A reprovabilidade do ato do presidente é muitíssimo mais grave do que se o delito fosse praticado por pessoa comum, não ocupante de cargo público, muito mais ainda em se tratando do cargo mais importante do Poder Executivo federal, como é o de presidente da República.

Ele é (ou deveria ser) o maior responsável, ao lado das demais autoridades de cúpula dos demais poderes e do chefe do Ministério Público Federal, por manter a paz pública. Seu papel é o de velar por manter o cumprimento das leis, jamais o de incitar pessoas a descumpri-la, como fez.

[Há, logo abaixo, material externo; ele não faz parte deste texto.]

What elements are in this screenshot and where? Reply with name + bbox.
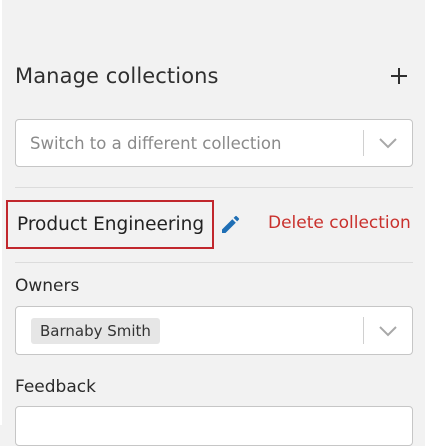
manage-collections-panel: Manage collections Switch to a different… <box>2 0 425 446</box>
collection-name-highlight: Product Engineering <box>6 200 214 249</box>
chevron-down-icon[interactable] <box>378 137 398 149</box>
collection-name: Product Engineering <box>17 214 205 235</box>
panel-title: Manage collections <box>15 64 219 88</box>
plus-icon[interactable] <box>388 64 412 88</box>
feedback-label: Feedback <box>15 377 96 397</box>
pencil-icon[interactable] <box>219 214 241 236</box>
collection-switcher-dropdown[interactable]: Switch to a different collection <box>15 119 413 167</box>
dropdown-separator <box>363 317 364 344</box>
chevron-down-icon[interactable] <box>378 325 398 337</box>
owners-select[interactable]: Barnaby Smith <box>15 306 413 355</box>
delete-collection-link[interactable]: Delete collection <box>268 213 411 233</box>
collection-switcher-placeholder: Switch to a different collection <box>30 133 282 153</box>
panel-header: Manage collections <box>15 57 412 95</box>
feedback-input[interactable] <box>15 406 413 446</box>
divider <box>15 187 413 188</box>
divider <box>15 262 413 263</box>
owner-tag[interactable]: Barnaby Smith <box>31 318 160 344</box>
owners-label: Owners <box>15 276 80 296</box>
dropdown-separator <box>363 130 364 156</box>
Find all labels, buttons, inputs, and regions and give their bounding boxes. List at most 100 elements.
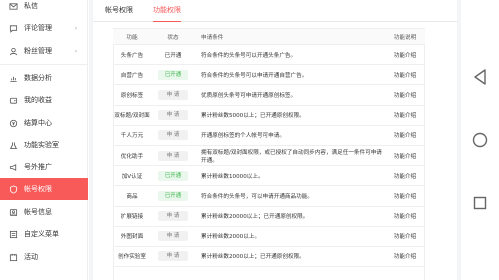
header-feature: 功能 — [113, 28, 151, 45]
feature-intro-link[interactable]: 功能介绍 — [385, 125, 425, 146]
table-row: 双标题/双封面申 请累计粉丝数5000以上；已开通原创权限。 功能介绍 — [113, 105, 425, 126]
sidebar-item-label: 号外推广 — [24, 163, 52, 171]
status-cell: 申 请 — [151, 84, 195, 106]
promo-icon — [8, 162, 18, 172]
sidebar-item[interactable]: 数据分析 — [0, 67, 88, 89]
condition-text: 累计粉丝数2000以上。 — [195, 226, 385, 247]
sidebar-item-label: 活动 — [24, 253, 38, 261]
apply-button[interactable]: 申 请 — [158, 89, 188, 100]
sidebar-item[interactable]: 私信 — [0, 0, 88, 17]
enabled-badge: 已开通 — [158, 69, 188, 80]
status-cell: 已开通 — [151, 64, 195, 86]
sidebar-item-label: 我的收益 — [24, 96, 52, 104]
sidebar-item[interactable]: 粉丝管理 › — [0, 40, 88, 62]
feature-name: 加V认证 — [113, 165, 151, 187]
feature-name: 外图封面 — [113, 226, 151, 247]
sidebar-item-label: 结算中心 — [24, 119, 52, 127]
enabled-badge: 已开通 — [158, 170, 188, 181]
table-row: 头条广告 已开通 符合条件的头条号可以开通头条广告。 功能介绍 — [113, 44, 425, 66]
feature-intro-link[interactable]: 功能介绍 — [385, 145, 425, 167]
activity-icon — [8, 252, 18, 262]
status-cell: 申 请 — [151, 226, 195, 247]
feature-intro-link[interactable]: 功能介绍 — [385, 185, 425, 207]
condition-text: 累计粉丝数2000以上；已开通原创权限。 — [195, 246, 385, 268]
sidebar-item-label: 粉丝管理 — [24, 47, 52, 55]
sidebar-item[interactable]: 帐号信息 — [0, 201, 88, 223]
chevron-icon: › — [74, 24, 78, 32]
feature-name: 扩展链接 — [113, 206, 151, 227]
chevron-icon: › — [74, 47, 78, 55]
wallet-icon — [8, 95, 18, 105]
feature-intro-link[interactable]: 功能介绍 — [385, 64, 425, 86]
feature-intro-link[interactable]: 功能介绍 — [385, 246, 425, 268]
status-cell: 已开通 — [151, 185, 195, 207]
feature-name: 创作实验室 — [113, 246, 151, 268]
sidebar-item[interactable]: 自定义菜单 — [0, 223, 88, 245]
table-header-row: 功能 状态 申请条件 功能说明 — [113, 28, 425, 45]
chart-icon — [8, 73, 18, 83]
apply-button[interactable]: 申 请 — [158, 251, 188, 262]
sidebar-item[interactable]: 评论管理 › — [0, 17, 88, 39]
feature-intro-link[interactable]: 功能介绍 — [385, 165, 425, 187]
condition-text: 符合条件的头条号可以开通头条广告。 — [195, 44, 385, 66]
status-cell: 已开通 — [151, 44, 195, 66]
condition-text: 符合条件的头条号可以申请开通自营广告。 — [195, 64, 385, 86]
recents-square-icon[interactable] — [471, 194, 489, 212]
apply-button[interactable]: 申 请 — [158, 130, 188, 141]
back-triangle-icon[interactable] — [471, 68, 489, 86]
status-cell: 申 请 — [151, 206, 195, 227]
tab-feature-permissions[interactable]: 功能权限 — [153, 0, 181, 22]
main-content: 帐号权限 功能权限 功能 状态 申请条件 功能说明 头条广告 已开通 符合条件的头条… — [89, 0, 461, 280]
sidebar-item-label: 功能实验室 — [24, 141, 59, 149]
sidebar-item[interactable]: 号外推广 — [0, 156, 88, 178]
sidebar-item[interactable]: 功能实验室 — [0, 134, 88, 156]
table-row: 优化助手申 请拥有双标题/双封面权限，或已授权了自动同步内容，满足任一条件可申请… — [113, 145, 425, 167]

Essa inconcebível incitação é também profundamente reprovável por ocorrer no meio de uma pandemia sem paralelo nos últimos cem anos, depois da epidemia de gripe de 1918-1919.

Ao recomendar prática de invasões a hospitais em plena emergência de saúde pública de importância internacional (conforme reconheceram expressamente a Lei 13.979, de 6 de fevereiro de 2020, e o Decreto Legislativo 6, de 20 de março de 2020, do Congresso Nacional), o presidente da República estimula perturbações a serviços de saúde já sobrecarregados com pacientes de uma doença mortal, a qual, na data de seu infelicíssimo e ilícito pronunciamento, já atingira, em números oficiais, 802.828 pessoas, das quais 40.919 vítimas fatais (há estudos segundo os quais os números reais podem ser de até 16 vezes maiores do que os oficiais).

A atitude negacionista e conflituosa do presidente da República no curso da pandemia, a demonstrar desprezo pelas vítimas, inclusive as fatais, tem sido fator de agravamento adicional desse evento.

Com a recente incitação à invasão de hospitais, mais uma vez o chefe do Executivo federal revela sua despreocupação com a saúde das vítimas e com o bem-estar e a atuação dos profissionais de saúde, que literalmente se sacrificam para atender à população.

Essa injustificável atitude de quem deveria ser o líder maior da nação, ao ferir também leis penais, deve merecer repúdio e medidas apropriadas das autoridades competentes, notadamente do procurador-geral da República, que tem atribuição funcional para processá-lo criminalmente.